I have had a few anniversaries and birthdays to make cards for recently, so here's what I came up with. Above was an anniversary card for my sister and brother in law.  I do like the Chinese Lantern die (although it took a few goes to get a nice clean cut.) I backed it with a blue/green patterned paper and like the calming effect.
 I sent this one to my friend in Canada - it was their rather special anniversary.  We went over for their wedding as I was Matron of Honour.  The time seems to have gone very quickly since.
 This one was a bit of a practise, but it turned out quite well.
This card was for a colleague at work who enjoys working with a nature conservancy volunteer group.  I though she would like the leaf print paper.
The inside needed a little something, so I added a green glittery fern leaf - well, why not?

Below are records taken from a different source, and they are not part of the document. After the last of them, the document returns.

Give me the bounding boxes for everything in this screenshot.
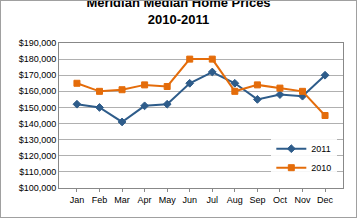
svg-text:Feb: Feb <box>92 195 108 205</box>
svg-text:2010: 2010 <box>311 163 331 173</box>
svg-text:$130,000: $130,000 <box>19 135 57 145</box>
svg-text:Dec: Dec <box>317 195 334 205</box>
svg-text:2011: 2011 <box>311 144 330 154</box>
svg-text:Nov: Nov <box>294 195 311 205</box>
svg-text:Aug: Aug <box>227 195 243 205</box>
svg-text:$140,000: $140,000 <box>19 119 57 129</box>
svg-text:Mar: Mar <box>114 195 130 205</box>
svg-text:Jun: Jun <box>182 195 197 205</box>
svg-text:Apr: Apr <box>138 195 152 205</box>
svg-text:$120,000: $120,000 <box>19 151 57 161</box>
svg-text:Sep: Sep <box>249 195 265 205</box>
svg-text:$150,000: $150,000 <box>19 103 57 113</box>
svg-text:Jul: Jul <box>207 195 219 205</box>
svg-text:$190,000: $190,000 <box>19 38 57 48</box>
svg-text:$180,000: $180,000 <box>19 54 57 64</box>
svg-text:Oct: Oct <box>273 195 288 205</box>
svg-text:May: May <box>159 195 177 205</box>
svg-text:$110,000: $110,000 <box>19 167 56 177</box>
svg-text:Jan: Jan <box>70 195 85 205</box>
svg-text:$100,000: $100,000 <box>19 183 57 193</box>
svg-text:$170,000: $170,000 <box>19 70 57 80</box>
svg-text:$160,000: $160,000 <box>19 86 57 96</box>
svg-text:Meridian Median Home Prices201: Meridian Median Home Prices2010-2011 <box>86 1 270 27</box>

I haven't made any jewellery for a while so made the same colleague a wooden bead macrame bracelet.  I have seen her wearing it at work so I think she likes it!

Thursday, 2 August 2018

This and that

This post is a bit of a mix of things - hence the title.  First, I have finally bought a blue hydrangea.  It just had to be done.  The one I bought at RHS Chatsworth has turned a sort of bluey-pink, despite having hydrangea colorant applied to it.  So, I took the plunge and ordered this one - Hydrangea Macrophylla Magical Revolution Blue.  I have a pink one of these outside the front door and it has proved to be extremely hardy and reliable.  I am hoping this one will prove to be the same.
 It came from here and it was well packaged, healthy and had lots of flowers.  I wasn't expecting to receive such a lovely looking plant.  I will plant it in a pot with ericaceous compost and will give it some colorant next year.  Isn't it a beauty?  I just love that blue!

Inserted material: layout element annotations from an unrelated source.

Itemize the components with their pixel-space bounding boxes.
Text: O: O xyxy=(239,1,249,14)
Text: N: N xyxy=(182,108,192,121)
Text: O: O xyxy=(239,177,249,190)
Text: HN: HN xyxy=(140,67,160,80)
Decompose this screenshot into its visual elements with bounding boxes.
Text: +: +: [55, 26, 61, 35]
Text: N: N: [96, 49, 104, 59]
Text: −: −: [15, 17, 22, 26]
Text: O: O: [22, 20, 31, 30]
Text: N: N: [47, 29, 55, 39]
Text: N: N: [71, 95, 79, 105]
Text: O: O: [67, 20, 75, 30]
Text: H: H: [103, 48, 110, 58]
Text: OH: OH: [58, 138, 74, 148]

 I also bought another dwarf Ginkgo, to keep my other one company.  This one is called 'Troll'.  Again, I just had to buy it.  (It is sitting with a catmint and a fuchsia).
We did get the promised rain last weekend and it was very welcome and much needed.  However, after a nice cool start to the week, it is gradually turning hotter and is humid again. Ugh!
 I have finished my third tunic dress, this one using my own bias binding.  I need to make a denim pinafore dress and a new work bag next, I think.
Finally, Scruffy made me laugh this morning, squeezing into a box which was too small for him.  As you can see, he really was not that happy with me pointing a camera at him (but then he never is!)